Реакция Ивана на этот жест Алеши отделяет сочинителя поэмы от "чужого слова", а "всё позволено" — для Ивана всегда чужое слово, оно всегда в кавычках. Иван всё время мыслит — и мыслит, будто решает логические задачки: всегда есть "благоразумные" исходные условия, а в конце концов — парадокс. Та же логика в поэме "Геологический переворот", которую напоминает Ивану в "кошмаре" черт, но здесь вместо "бессмертия" подставлен "Бог": "Раз человечество отречется поголовно от Бога (а я верю что этот период, параллель геологическим периодам, совершится), то само собою, без антропофагии, падет всё прежнее мировоззрение и, главное, вся прежняя нравственность, и наступит всё новое". Черт продолжает, пародируя Ивана: "Но так как, ввиду закоренелой глупости человеческой, это пожалуй еще и в тысячу лет не устроится, то всякому сознающему уже и теперь истину позволительно устроиться совершенно как ему угодно, на новых началах. В этом смысле ему "всё позволено"". Впрочем, насмешливый тон черта щадит "казуистику" Ивана, который допускает, что "всё позволено", но лишь в строго определенном смысле — как говорит черт, с "санкцией истины". Определенно "уличный вид" идеи Ивана Карамазова относится не к самой идее героя, а к ее восприятию другими.

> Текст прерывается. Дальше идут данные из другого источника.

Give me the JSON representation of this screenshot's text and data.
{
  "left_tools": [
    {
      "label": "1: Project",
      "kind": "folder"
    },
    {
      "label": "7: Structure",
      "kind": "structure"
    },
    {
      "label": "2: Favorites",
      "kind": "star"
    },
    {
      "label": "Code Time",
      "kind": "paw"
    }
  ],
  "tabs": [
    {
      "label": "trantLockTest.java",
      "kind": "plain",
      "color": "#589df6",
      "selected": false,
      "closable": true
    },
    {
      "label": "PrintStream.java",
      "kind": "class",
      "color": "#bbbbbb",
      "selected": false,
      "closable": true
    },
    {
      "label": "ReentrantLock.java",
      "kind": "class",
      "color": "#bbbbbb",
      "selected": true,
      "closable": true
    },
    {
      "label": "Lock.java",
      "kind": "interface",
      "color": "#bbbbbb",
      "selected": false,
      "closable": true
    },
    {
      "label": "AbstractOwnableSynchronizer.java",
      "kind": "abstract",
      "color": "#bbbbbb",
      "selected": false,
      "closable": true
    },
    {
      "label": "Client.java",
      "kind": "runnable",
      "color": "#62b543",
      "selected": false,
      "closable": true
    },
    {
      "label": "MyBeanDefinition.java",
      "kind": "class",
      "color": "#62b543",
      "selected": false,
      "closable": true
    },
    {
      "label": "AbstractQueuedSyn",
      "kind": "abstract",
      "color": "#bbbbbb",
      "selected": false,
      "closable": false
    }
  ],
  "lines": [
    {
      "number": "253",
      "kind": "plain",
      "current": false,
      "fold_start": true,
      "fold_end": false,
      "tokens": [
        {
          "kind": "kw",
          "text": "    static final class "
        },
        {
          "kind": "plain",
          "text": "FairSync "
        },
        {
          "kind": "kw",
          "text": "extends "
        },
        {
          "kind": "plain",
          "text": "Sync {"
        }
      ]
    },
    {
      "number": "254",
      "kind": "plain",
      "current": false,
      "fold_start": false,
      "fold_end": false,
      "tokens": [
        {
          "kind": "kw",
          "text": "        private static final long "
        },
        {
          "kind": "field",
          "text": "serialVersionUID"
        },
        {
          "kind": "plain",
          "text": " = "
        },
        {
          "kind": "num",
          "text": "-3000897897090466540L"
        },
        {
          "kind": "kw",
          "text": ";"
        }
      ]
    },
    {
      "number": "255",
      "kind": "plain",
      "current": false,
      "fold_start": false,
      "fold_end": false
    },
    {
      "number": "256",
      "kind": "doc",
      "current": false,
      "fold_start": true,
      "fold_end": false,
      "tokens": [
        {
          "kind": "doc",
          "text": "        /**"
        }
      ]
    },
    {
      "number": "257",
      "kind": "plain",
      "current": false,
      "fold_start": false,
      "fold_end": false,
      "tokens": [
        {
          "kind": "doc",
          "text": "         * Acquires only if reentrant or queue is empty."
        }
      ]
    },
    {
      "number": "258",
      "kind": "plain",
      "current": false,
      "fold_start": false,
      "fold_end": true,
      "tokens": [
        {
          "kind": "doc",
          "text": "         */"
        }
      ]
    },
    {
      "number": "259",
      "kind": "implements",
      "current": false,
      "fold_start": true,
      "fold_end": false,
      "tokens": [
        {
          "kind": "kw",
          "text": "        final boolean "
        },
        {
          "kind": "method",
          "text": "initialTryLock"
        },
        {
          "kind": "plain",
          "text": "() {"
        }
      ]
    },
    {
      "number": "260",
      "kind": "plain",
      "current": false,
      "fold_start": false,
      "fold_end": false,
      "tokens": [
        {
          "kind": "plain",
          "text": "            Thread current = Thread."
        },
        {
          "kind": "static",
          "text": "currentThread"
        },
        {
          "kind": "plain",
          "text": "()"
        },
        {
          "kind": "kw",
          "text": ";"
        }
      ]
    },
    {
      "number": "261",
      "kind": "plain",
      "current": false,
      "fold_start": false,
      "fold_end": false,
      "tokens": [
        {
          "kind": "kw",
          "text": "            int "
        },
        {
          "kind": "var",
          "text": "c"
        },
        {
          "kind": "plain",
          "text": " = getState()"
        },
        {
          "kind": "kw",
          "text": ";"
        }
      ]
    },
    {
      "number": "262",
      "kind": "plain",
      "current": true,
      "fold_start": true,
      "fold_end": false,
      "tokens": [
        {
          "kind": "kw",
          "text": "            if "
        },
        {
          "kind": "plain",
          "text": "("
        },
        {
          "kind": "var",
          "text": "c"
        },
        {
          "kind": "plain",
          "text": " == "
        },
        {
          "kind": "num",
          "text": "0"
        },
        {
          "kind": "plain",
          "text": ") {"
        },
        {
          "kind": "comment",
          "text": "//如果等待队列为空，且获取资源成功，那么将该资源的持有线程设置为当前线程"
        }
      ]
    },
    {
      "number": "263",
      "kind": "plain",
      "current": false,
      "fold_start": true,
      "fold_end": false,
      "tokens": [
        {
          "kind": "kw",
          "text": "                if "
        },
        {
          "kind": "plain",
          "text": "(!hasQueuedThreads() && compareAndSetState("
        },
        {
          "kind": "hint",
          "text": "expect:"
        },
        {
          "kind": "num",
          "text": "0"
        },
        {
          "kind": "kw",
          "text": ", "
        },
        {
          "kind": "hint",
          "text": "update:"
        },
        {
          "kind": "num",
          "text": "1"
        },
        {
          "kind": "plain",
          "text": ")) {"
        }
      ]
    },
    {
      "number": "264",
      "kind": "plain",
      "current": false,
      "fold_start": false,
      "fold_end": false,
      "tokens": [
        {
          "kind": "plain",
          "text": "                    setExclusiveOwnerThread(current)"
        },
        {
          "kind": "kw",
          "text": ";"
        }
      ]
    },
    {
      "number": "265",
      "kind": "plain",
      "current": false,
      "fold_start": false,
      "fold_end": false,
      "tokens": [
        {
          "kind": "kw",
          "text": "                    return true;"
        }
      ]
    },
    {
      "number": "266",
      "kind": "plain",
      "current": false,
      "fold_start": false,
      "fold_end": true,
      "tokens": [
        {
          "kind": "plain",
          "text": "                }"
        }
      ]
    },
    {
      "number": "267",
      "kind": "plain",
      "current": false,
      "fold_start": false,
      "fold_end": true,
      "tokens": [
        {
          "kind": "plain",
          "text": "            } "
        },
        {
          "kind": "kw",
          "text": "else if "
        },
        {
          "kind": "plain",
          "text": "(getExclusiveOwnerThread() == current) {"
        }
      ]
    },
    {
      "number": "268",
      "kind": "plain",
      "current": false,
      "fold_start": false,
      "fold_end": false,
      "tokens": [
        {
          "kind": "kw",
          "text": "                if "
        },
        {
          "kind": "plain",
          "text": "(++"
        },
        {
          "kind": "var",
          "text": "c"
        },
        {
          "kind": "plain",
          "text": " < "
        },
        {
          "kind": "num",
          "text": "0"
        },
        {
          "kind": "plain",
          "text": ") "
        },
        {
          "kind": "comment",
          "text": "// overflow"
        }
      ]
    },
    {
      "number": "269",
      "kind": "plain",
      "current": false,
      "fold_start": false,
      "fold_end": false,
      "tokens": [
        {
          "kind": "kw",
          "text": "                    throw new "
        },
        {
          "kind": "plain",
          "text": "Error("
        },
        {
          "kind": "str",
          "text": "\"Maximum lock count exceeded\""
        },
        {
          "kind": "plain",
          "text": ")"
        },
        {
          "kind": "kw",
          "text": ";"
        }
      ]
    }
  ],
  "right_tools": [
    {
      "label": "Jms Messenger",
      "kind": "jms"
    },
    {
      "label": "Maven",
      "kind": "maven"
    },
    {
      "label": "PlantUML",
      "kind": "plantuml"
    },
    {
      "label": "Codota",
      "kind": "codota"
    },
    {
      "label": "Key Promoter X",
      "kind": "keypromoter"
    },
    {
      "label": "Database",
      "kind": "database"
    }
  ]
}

Сам Иван запутался в логических противоречиях. На всем лежит печать его сомнений.

Мышление Ивана антиномично. В одном суждении он сводит воедино факт и догмат веры — получается ложь, если исходить из разумности догмата веры, но нелепость, если "остаться при факте". Для Ивана это неразрешенное противоречие — окончательного выбора он не сделал, дорожа своими "нелепостями". Допустив существование Бога и "приняв" Его, он отрицает "мир Божий" — и особенно категорично в "мировом финале", в "момент вечной гармонии". Объясняя Алеше, для чего он "не принимает мира", Иван приводит свою коллекцию фактов из русской и иностранной жизни. Решив "остаться при факте", он не рвет и с догматом веры, он их "объединяет" в одном силлогизме.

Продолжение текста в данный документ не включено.